A further 12 proposals totalling $15.7 million have been approved by Ministers through the Māori Communities Covid-19 Fund to build resilience and continue to support vaccination uptake.
The contract amounts range from $138,000 to $4.8m and focus on areas with low vaccination rates and high Māori populations in rural, isolated, and low socioeconomic areas.
This includes whānau living in poverty, unemployed, without permanent housing, and needing support for mental health disorders.
They directly support whānau, hapū and hapori to build Covid Protection Framework (CPF) resilience enabling leadership within communities and tailoring support across a region to suit each community.
Services include education and awareness, staff safety, protecting whakapapa, community facilities and engagements and communications.
They range from using marae and iwi properties to support their response, upskilling community members to become vaccinators, mobile vaccinations, vaccination events, incentives and developing material to target high-need groups such as specific age groups or gangs.

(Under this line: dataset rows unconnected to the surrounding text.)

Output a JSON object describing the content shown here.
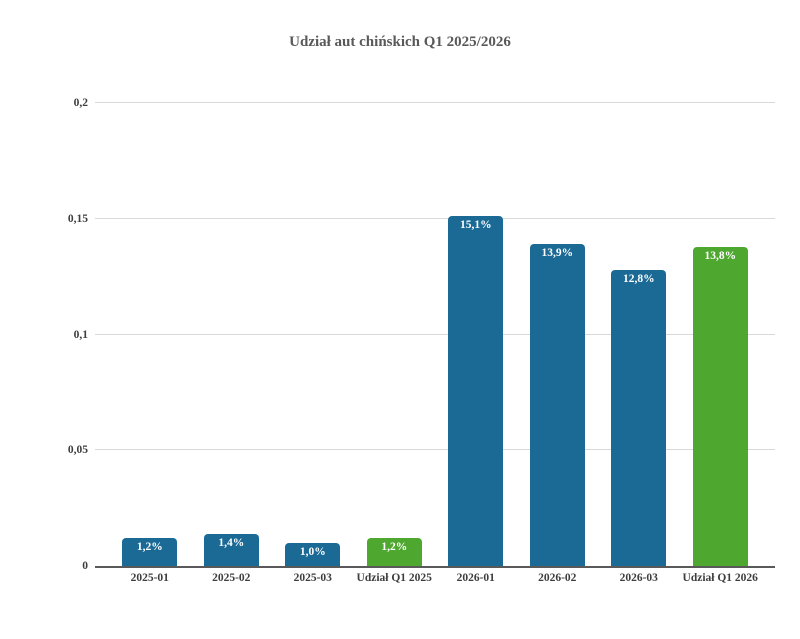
{
  "title": "Udział aut chińskich Q1 2025/2026",
  "colors": {
    "bar_blue": "#1b6a96",
    "bar_green": "#4ea72e",
    "grid": "#d9d9d9",
    "axis": "#595959",
    "title_text": "#595959",
    "tick_text": "#3d3d3d",
    "value_label_text": "#ffffff"
  },
  "chart_data": {
    "type": "bar",
    "title": "Udział aut chińskich Q1 2025/2026",
    "categories": [
      "2025-01",
      "2025-02",
      "2025-03",
      "Udział Q1 2025",
      "2026-01",
      "2026-02",
      "2026-03",
      "Udział Q1 2026"
    ],
    "values": [
      0.012,
      0.014,
      0.01,
      0.012,
      0.151,
      0.139,
      0.128,
      0.138
    ],
    "value_labels": [
      "1,2%",
      "1,4%",
      "1,0%",
      "1,2%",
      "15,1%",
      "13,9%",
      "12,8%",
      "13,8%"
    ],
    "bar_colors": [
      "#1b6a96",
      "#1b6a96",
      "#1b6a96",
      "#4ea72e",
      "#1b6a96",
      "#1b6a96",
      "#1b6a96",
      "#4ea72e"
    ],
    "xlabel": "",
    "ylabel": "",
    "ylim": [
      0,
      0.2
    ],
    "ytick_values": [
      0,
      0.05,
      0.1,
      0.15,
      0.2
    ],
    "ytick_labels": [
      "0",
      "0,05",
      "0,1",
      "0,15",
      "0,2"
    ],
    "grid": "horizontal",
    "legend_position": "none"
  }
}
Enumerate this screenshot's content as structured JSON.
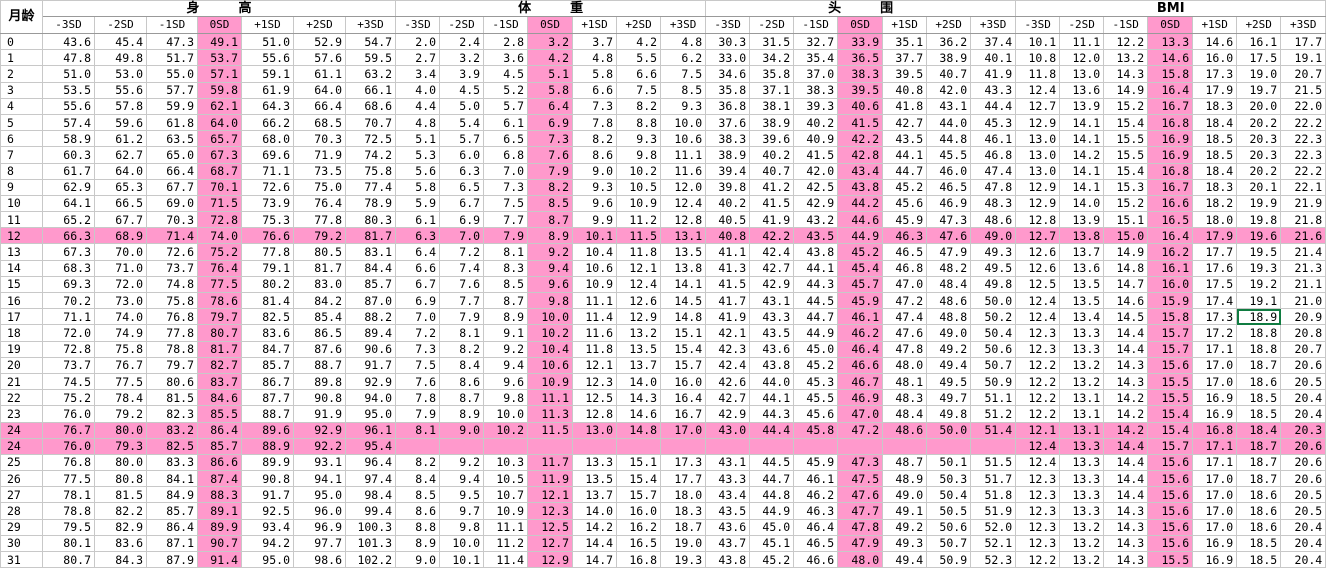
{
  "header": {
    "corner": "月龄",
    "groups": [
      "身　　　高",
      "体　　　重",
      "头　　　围",
      "BMI"
    ],
    "sd_labels": [
      "-3SD",
      "-2SD",
      "-1SD",
      "0SD",
      "+1SD",
      "+2SD",
      "+3SD"
    ]
  },
  "accent_color": "#ff99cc",
  "selected_cell": {
    "row": 17,
    "col": 26
  },
  "rows": [
    {
      "m": "0",
      "v": [
        "43.6",
        "45.4",
        "47.3",
        "49.1",
        "51.0",
        "52.9",
        "54.7",
        "2.0",
        "2.4",
        "2.8",
        "3.2",
        "3.7",
        "4.2",
        "4.8",
        "30.3",
        "31.5",
        "32.7",
        "33.9",
        "35.1",
        "36.2",
        "37.4",
        "10.1",
        "11.1",
        "12.2",
        "13.3",
        "14.6",
        "16.1",
        "17.7"
      ]
    },
    {
      "m": "1",
      "v": [
        "47.8",
        "49.8",
        "51.7",
        "53.7",
        "55.6",
        "57.6",
        "59.5",
        "2.7",
        "3.2",
        "3.6",
        "4.2",
        "4.8",
        "5.5",
        "6.2",
        "33.0",
        "34.2",
        "35.4",
        "36.5",
        "37.7",
        "38.9",
        "40.1",
        "10.8",
        "12.0",
        "13.2",
        "14.6",
        "16.0",
        "17.5",
        "19.1"
      ]
    },
    {
      "m": "2",
      "v": [
        "51.0",
        "53.0",
        "55.0",
        "57.1",
        "59.1",
        "61.1",
        "63.2",
        "3.4",
        "3.9",
        "4.5",
        "5.1",
        "5.8",
        "6.6",
        "7.5",
        "34.6",
        "35.8",
        "37.0",
        "38.3",
        "39.5",
        "40.7",
        "41.9",
        "11.8",
        "13.0",
        "14.3",
        "15.8",
        "17.3",
        "19.0",
        "20.7"
      ]
    },
    {
      "m": "3",
      "v": [
        "53.5",
        "55.6",
        "57.7",
        "59.8",
        "61.9",
        "64.0",
        "66.1",
        "4.0",
        "4.5",
        "5.2",
        "5.8",
        "6.6",
        "7.5",
        "8.5",
        "35.8",
        "37.1",
        "38.3",
        "39.5",
        "40.8",
        "42.0",
        "43.3",
        "12.4",
        "13.6",
        "14.9",
        "16.4",
        "17.9",
        "19.7",
        "21.5"
      ]
    },
    {
      "m": "4",
      "v": [
        "55.6",
        "57.8",
        "59.9",
        "62.1",
        "64.3",
        "66.4",
        "68.6",
        "4.4",
        "5.0",
        "5.7",
        "6.4",
        "7.3",
        "8.2",
        "9.3",
        "36.8",
        "38.1",
        "39.3",
        "40.6",
        "41.8",
        "43.1",
        "44.4",
        "12.7",
        "13.9",
        "15.2",
        "16.7",
        "18.3",
        "20.0",
        "22.0"
      ]
    },
    {
      "m": "5",
      "v": [
        "57.4",
        "59.6",
        "61.8",
        "64.0",
        "66.2",
        "68.5",
        "70.7",
        "4.8",
        "5.4",
        "6.1",
        "6.9",
        "7.8",
        "8.8",
        "10.0",
        "37.6",
        "38.9",
        "40.2",
        "41.5",
        "42.7",
        "44.0",
        "45.3",
        "12.9",
        "14.1",
        "15.4",
        "16.8",
        "18.4",
        "20.2",
        "22.2"
      ]
    },
    {
      "m": "6",
      "v": [
        "58.9",
        "61.2",
        "63.5",
        "65.7",
        "68.0",
        "70.3",
        "72.5",
        "5.1",
        "5.7",
        "6.5",
        "7.3",
        "8.2",
        "9.3",
        "10.6",
        "38.3",
        "39.6",
        "40.9",
        "42.2",
        "43.5",
        "44.8",
        "46.1",
        "13.0",
        "14.1",
        "15.5",
        "16.9",
        "18.5",
        "20.3",
        "22.3"
      ]
    },
    {
      "m": "7",
      "v": [
        "60.3",
        "62.7",
        "65.0",
        "67.3",
        "69.6",
        "71.9",
        "74.2",
        "5.3",
        "6.0",
        "6.8",
        "7.6",
        "8.6",
        "9.8",
        "11.1",
        "38.9",
        "40.2",
        "41.5",
        "42.8",
        "44.1",
        "45.5",
        "46.8",
        "13.0",
        "14.2",
        "15.5",
        "16.9",
        "18.5",
        "20.3",
        "22.3"
      ]
    },
    {
      "m": "8",
      "v": [
        "61.7",
        "64.0",
        "66.4",
        "68.7",
        "71.1",
        "73.5",
        "75.8",
        "5.6",
        "6.3",
        "7.0",
        "7.9",
        "9.0",
        "10.2",
        "11.6",
        "39.4",
        "40.7",
        "42.0",
        "43.4",
        "44.7",
        "46.0",
        "47.4",
        "13.0",
        "14.1",
        "15.4",
        "16.8",
        "18.4",
        "20.2",
        "22.2"
      ]
    },
    {
      "m": "9",
      "v": [
        "62.9",
        "65.3",
        "67.7",
        "70.1",
        "72.6",
        "75.0",
        "77.4",
        "5.8",
        "6.5",
        "7.3",
        "8.2",
        "9.3",
        "10.5",
        "12.0",
        "39.8",
        "41.2",
        "42.5",
        "43.8",
        "45.2",
        "46.5",
        "47.8",
        "12.9",
        "14.1",
        "15.3",
        "16.7",
        "18.3",
        "20.1",
        "22.1"
      ]
    },
    {
      "m": "10",
      "v": [
        "64.1",
        "66.5",
        "69.0",
        "71.5",
        "73.9",
        "76.4",
        "78.9",
        "5.9",
        "6.7",
        "7.5",
        "8.5",
        "9.6",
        "10.9",
        "12.4",
        "40.2",
        "41.5",
        "42.9",
        "44.2",
        "45.6",
        "46.9",
        "48.3",
        "12.9",
        "14.0",
        "15.2",
        "16.6",
        "18.2",
        "19.9",
        "21.9"
      ]
    },
    {
      "m": "11",
      "v": [
        "65.2",
        "67.7",
        "70.3",
        "72.8",
        "75.3",
        "77.8",
        "80.3",
        "6.1",
        "6.9",
        "7.7",
        "8.7",
        "9.9",
        "11.2",
        "12.8",
        "40.5",
        "41.9",
        "43.2",
        "44.6",
        "45.9",
        "47.3",
        "48.6",
        "12.8",
        "13.9",
        "15.1",
        "16.5",
        "18.0",
        "19.8",
        "21.8"
      ]
    },
    {
      "m": "12",
      "hl": true,
      "v": [
        "66.3",
        "68.9",
        "71.4",
        "74.0",
        "76.6",
        "79.2",
        "81.7",
        "6.3",
        "7.0",
        "7.9",
        "8.9",
        "10.1",
        "11.5",
        "13.1",
        "40.8",
        "42.2",
        "43.5",
        "44.9",
        "46.3",
        "47.6",
        "49.0",
        "12.7",
        "13.8",
        "15.0",
        "16.4",
        "17.9",
        "19.6",
        "21.6"
      ]
    },
    {
      "m": "13",
      "v": [
        "67.3",
        "70.0",
        "72.6",
        "75.2",
        "77.8",
        "80.5",
        "83.1",
        "6.4",
        "7.2",
        "8.1",
        "9.2",
        "10.4",
        "11.8",
        "13.5",
        "41.1",
        "42.4",
        "43.8",
        "45.2",
        "46.5",
        "47.9",
        "49.3",
        "12.6",
        "13.7",
        "14.9",
        "16.2",
        "17.7",
        "19.5",
        "21.4"
      ]
    },
    {
      "m": "14",
      "v": [
        "68.3",
        "71.0",
        "73.7",
        "76.4",
        "79.1",
        "81.7",
        "84.4",
        "6.6",
        "7.4",
        "8.3",
        "9.4",
        "10.6",
        "12.1",
        "13.8",
        "41.3",
        "42.7",
        "44.1",
        "45.4",
        "46.8",
        "48.2",
        "49.5",
        "12.6",
        "13.6",
        "14.8",
        "16.1",
        "17.6",
        "19.3",
        "21.3"
      ]
    },
    {
      "m": "15",
      "v": [
        "69.3",
        "72.0",
        "74.8",
        "77.5",
        "80.2",
        "83.0",
        "85.7",
        "6.7",
        "7.6",
        "8.5",
        "9.6",
        "10.9",
        "12.4",
        "14.1",
        "41.5",
        "42.9",
        "44.3",
        "45.7",
        "47.0",
        "48.4",
        "49.8",
        "12.5",
        "13.5",
        "14.7",
        "16.0",
        "17.5",
        "19.2",
        "21.1"
      ]
    },
    {
      "m": "16",
      "v": [
        "70.2",
        "73.0",
        "75.8",
        "78.6",
        "81.4",
        "84.2",
        "87.0",
        "6.9",
        "7.7",
        "8.7",
        "9.8",
        "11.1",
        "12.6",
        "14.5",
        "41.7",
        "43.1",
        "44.5",
        "45.9",
        "47.2",
        "48.6",
        "50.0",
        "12.4",
        "13.5",
        "14.6",
        "15.9",
        "17.4",
        "19.1",
        "21.0"
      ]
    },
    {
      "m": "17",
      "v": [
        "71.1",
        "74.0",
        "76.8",
        "79.7",
        "82.5",
        "85.4",
        "88.2",
        "7.0",
        "7.9",
        "8.9",
        "10.0",
        "11.4",
        "12.9",
        "14.8",
        "41.9",
        "43.3",
        "44.7",
        "46.1",
        "47.4",
        "48.8",
        "50.2",
        "12.4",
        "13.4",
        "14.5",
        "15.8",
        "17.3",
        "18.9",
        "20.9"
      ]
    },
    {
      "m": "18",
      "v": [
        "72.0",
        "74.9",
        "77.8",
        "80.7",
        "83.6",
        "86.5",
        "89.4",
        "7.2",
        "8.1",
        "9.1",
        "10.2",
        "11.6",
        "13.2",
        "15.1",
        "42.1",
        "43.5",
        "44.9",
        "46.2",
        "47.6",
        "49.0",
        "50.4",
        "12.3",
        "13.3",
        "14.4",
        "15.7",
        "17.2",
        "18.8",
        "20.8"
      ]
    },
    {
      "m": "19",
      "v": [
        "72.8",
        "75.8",
        "78.8",
        "81.7",
        "84.7",
        "87.6",
        "90.6",
        "7.3",
        "8.2",
        "9.2",
        "10.4",
        "11.8",
        "13.5",
        "15.4",
        "42.3",
        "43.6",
        "45.0",
        "46.4",
        "47.8",
        "49.2",
        "50.6",
        "12.3",
        "13.3",
        "14.4",
        "15.7",
        "17.1",
        "18.8",
        "20.7"
      ]
    },
    {
      "m": "20",
      "v": [
        "73.7",
        "76.7",
        "79.7",
        "82.7",
        "85.7",
        "88.7",
        "91.7",
        "7.5",
        "8.4",
        "9.4",
        "10.6",
        "12.1",
        "13.7",
        "15.7",
        "42.4",
        "43.8",
        "45.2",
        "46.6",
        "48.0",
        "49.4",
        "50.7",
        "12.2",
        "13.2",
        "14.3",
        "15.6",
        "17.0",
        "18.7",
        "20.6"
      ]
    },
    {
      "m": "21",
      "v": [
        "74.5",
        "77.5",
        "80.6",
        "83.7",
        "86.7",
        "89.8",
        "92.9",
        "7.6",
        "8.6",
        "9.6",
        "10.9",
        "12.3",
        "14.0",
        "16.0",
        "42.6",
        "44.0",
        "45.3",
        "46.7",
        "48.1",
        "49.5",
        "50.9",
        "12.2",
        "13.2",
        "14.3",
        "15.5",
        "17.0",
        "18.6",
        "20.5"
      ]
    },
    {
      "m": "22",
      "v": [
        "75.2",
        "78.4",
        "81.5",
        "84.6",
        "87.7",
        "90.8",
        "94.0",
        "7.8",
        "8.7",
        "9.8",
        "11.1",
        "12.5",
        "14.3",
        "16.4",
        "42.7",
        "44.1",
        "45.5",
        "46.9",
        "48.3",
        "49.7",
        "51.1",
        "12.2",
        "13.1",
        "14.2",
        "15.5",
        "16.9",
        "18.5",
        "20.4"
      ]
    },
    {
      "m": "23",
      "v": [
        "76.0",
        "79.2",
        "82.3",
        "85.5",
        "88.7",
        "91.9",
        "95.0",
        "7.9",
        "8.9",
        "10.0",
        "11.3",
        "12.8",
        "14.6",
        "16.7",
        "42.9",
        "44.3",
        "45.6",
        "47.0",
        "48.4",
        "49.8",
        "51.2",
        "12.2",
        "13.1",
        "14.2",
        "15.4",
        "16.9",
        "18.5",
        "20.4"
      ]
    },
    {
      "m": "24",
      "hl": true,
      "v": [
        "76.7",
        "80.0",
        "83.2",
        "86.4",
        "89.6",
        "92.9",
        "96.1",
        "8.1",
        "9.0",
        "10.2",
        "11.5",
        "13.0",
        "14.8",
        "17.0",
        "43.0",
        "44.4",
        "45.8",
        "47.2",
        "48.6",
        "50.0",
        "51.4",
        "12.1",
        "13.1",
        "14.2",
        "15.4",
        "16.8",
        "18.4",
        "20.3"
      ]
    },
    {
      "m": "24",
      "hl": true,
      "v": [
        "76.0",
        "79.3",
        "82.5",
        "85.7",
        "88.9",
        "92.2",
        "95.4",
        "",
        "",
        "",
        "",
        "",
        "",
        "",
        "",
        "",
        "",
        "",
        "",
        "",
        "",
        "12.4",
        "13.3",
        "14.4",
        "15.7",
        "17.1",
        "18.7",
        "20.6"
      ]
    },
    {
      "m": "25",
      "v": [
        "76.8",
        "80.0",
        "83.3",
        "86.6",
        "89.9",
        "93.1",
        "96.4",
        "8.2",
        "9.2",
        "10.3",
        "11.7",
        "13.3",
        "15.1",
        "17.3",
        "43.1",
        "44.5",
        "45.9",
        "47.3",
        "48.7",
        "50.1",
        "51.5",
        "12.4",
        "13.3",
        "14.4",
        "15.6",
        "17.1",
        "18.7",
        "20.6"
      ]
    },
    {
      "m": "26",
      "v": [
        "77.5",
        "80.8",
        "84.1",
        "87.4",
        "90.8",
        "94.1",
        "97.4",
        "8.4",
        "9.4",
        "10.5",
        "11.9",
        "13.5",
        "15.4",
        "17.7",
        "43.3",
        "44.7",
        "46.1",
        "47.5",
        "48.9",
        "50.3",
        "51.7",
        "12.3",
        "13.3",
        "14.4",
        "15.6",
        "17.0",
        "18.7",
        "20.6"
      ]
    },
    {
      "m": "27",
      "v": [
        "78.1",
        "81.5",
        "84.9",
        "88.3",
        "91.7",
        "95.0",
        "98.4",
        "8.5",
        "9.5",
        "10.7",
        "12.1",
        "13.7",
        "15.7",
        "18.0",
        "43.4",
        "44.8",
        "46.2",
        "47.6",
        "49.0",
        "50.4",
        "51.8",
        "12.3",
        "13.3",
        "14.4",
        "15.6",
        "17.0",
        "18.6",
        "20.5"
      ]
    },
    {
      "m": "28",
      "v": [
        "78.8",
        "82.2",
        "85.7",
        "89.1",
        "92.5",
        "96.0",
        "99.4",
        "8.6",
        "9.7",
        "10.9",
        "12.3",
        "14.0",
        "16.0",
        "18.3",
        "43.5",
        "44.9",
        "46.3",
        "47.7",
        "49.1",
        "50.5",
        "51.9",
        "12.3",
        "13.3",
        "14.3",
        "15.6",
        "17.0",
        "18.6",
        "20.5"
      ]
    },
    {
      "m": "29",
      "v": [
        "79.5",
        "82.9",
        "86.4",
        "89.9",
        "93.4",
        "96.9",
        "100.3",
        "8.8",
        "9.8",
        "11.1",
        "12.5",
        "14.2",
        "16.2",
        "18.7",
        "43.6",
        "45.0",
        "46.4",
        "47.8",
        "49.2",
        "50.6",
        "52.0",
        "12.3",
        "13.2",
        "14.3",
        "15.6",
        "17.0",
        "18.6",
        "20.4"
      ]
    },
    {
      "m": "30",
      "v": [
        "80.1",
        "83.6",
        "87.1",
        "90.7",
        "94.2",
        "97.7",
        "101.3",
        "8.9",
        "10.0",
        "11.2",
        "12.7",
        "14.4",
        "16.5",
        "19.0",
        "43.7",
        "45.1",
        "46.5",
        "47.9",
        "49.3",
        "50.7",
        "52.1",
        "12.3",
        "13.2",
        "14.3",
        "15.6",
        "16.9",
        "18.5",
        "20.4"
      ]
    },
    {
      "m": "31",
      "v": [
        "80.7",
        "84.3",
        "87.9",
        "91.4",
        "95.0",
        "98.6",
        "102.2",
        "9.0",
        "10.1",
        "11.4",
        "12.9",
        "14.7",
        "16.8",
        "19.3",
        "43.8",
        "45.2",
        "46.6",
        "48.0",
        "49.4",
        "50.9",
        "52.3",
        "12.2",
        "13.2",
        "14.3",
        "15.5",
        "16.9",
        "18.5",
        "20.4"
      ]
    }
  ]
}
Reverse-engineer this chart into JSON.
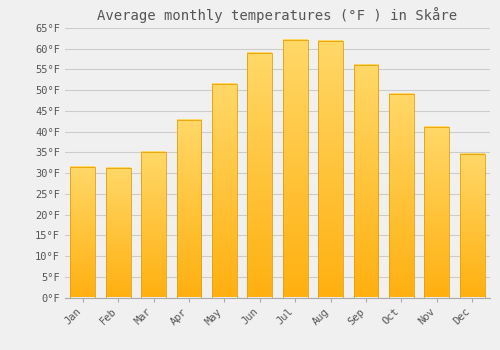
{
  "title": "Average monthly temperatures (°F ) in Skåre",
  "months": [
    "Jan",
    "Feb",
    "Mar",
    "Apr",
    "May",
    "Jun",
    "Jul",
    "Aug",
    "Sep",
    "Oct",
    "Nov",
    "Dec"
  ],
  "values": [
    31.5,
    31.3,
    35.1,
    42.8,
    51.4,
    59.0,
    62.1,
    61.9,
    56.1,
    49.1,
    41.2,
    34.7
  ],
  "bar_color_bottom": "#FFB010",
  "bar_color_top": "#FFD868",
  "bar_edge_color": "#E8A000",
  "background_color": "#F0F0F0",
  "grid_color": "#CCCCCC",
  "text_color": "#555555",
  "ylim": [
    0,
    65
  ],
  "yticks": [
    0,
    5,
    10,
    15,
    20,
    25,
    30,
    35,
    40,
    45,
    50,
    55,
    60,
    65
  ],
  "title_fontsize": 10,
  "tick_fontsize": 7.5
}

Following the latest allocation, MCCF agencies will recommend more proposals to Ministers for the remaining $30.5m in the coming weeks.
Agencies are considering a large pipeline of proposals, some of which have been or will be scaled to fit the level of funding available and the need to complete the initiatives by 31 May 2022.
Funding is limited and not all proposals will be recommended for funding based on fund criteria, competing needs and priorities across the motu. These may be considered in future should fund settings or funding priorities change.
With the remaining fund putea (finance) the MCCF agencies will continue to target areas of high need, and they are encouraging providers to talk to their regional agency contacts about how money can be spent in their communities.
A total of $72.08m, covering 85 contracts, was approved by Ministers in the final two months of 2021, with $53m already paid out.
Since the fund was established, the Māori first dose vaccination rate has increased from 69 to 90 percent of those eligible and the second dose rate from 49 to 86 percent for people 12 and older.
When the fund was originally established, $58.5m (of a total $120 million) was allocated for vaccination support (not including $1.5m for departmental expenses).
High demand and opportunities identified by providers resulted in an extra $13.5m being reprioritised to support vaccination uptake, leaving $46.4m to be allocated in phase 2 to support short-term resilience initiatives (up to 31 May 2022).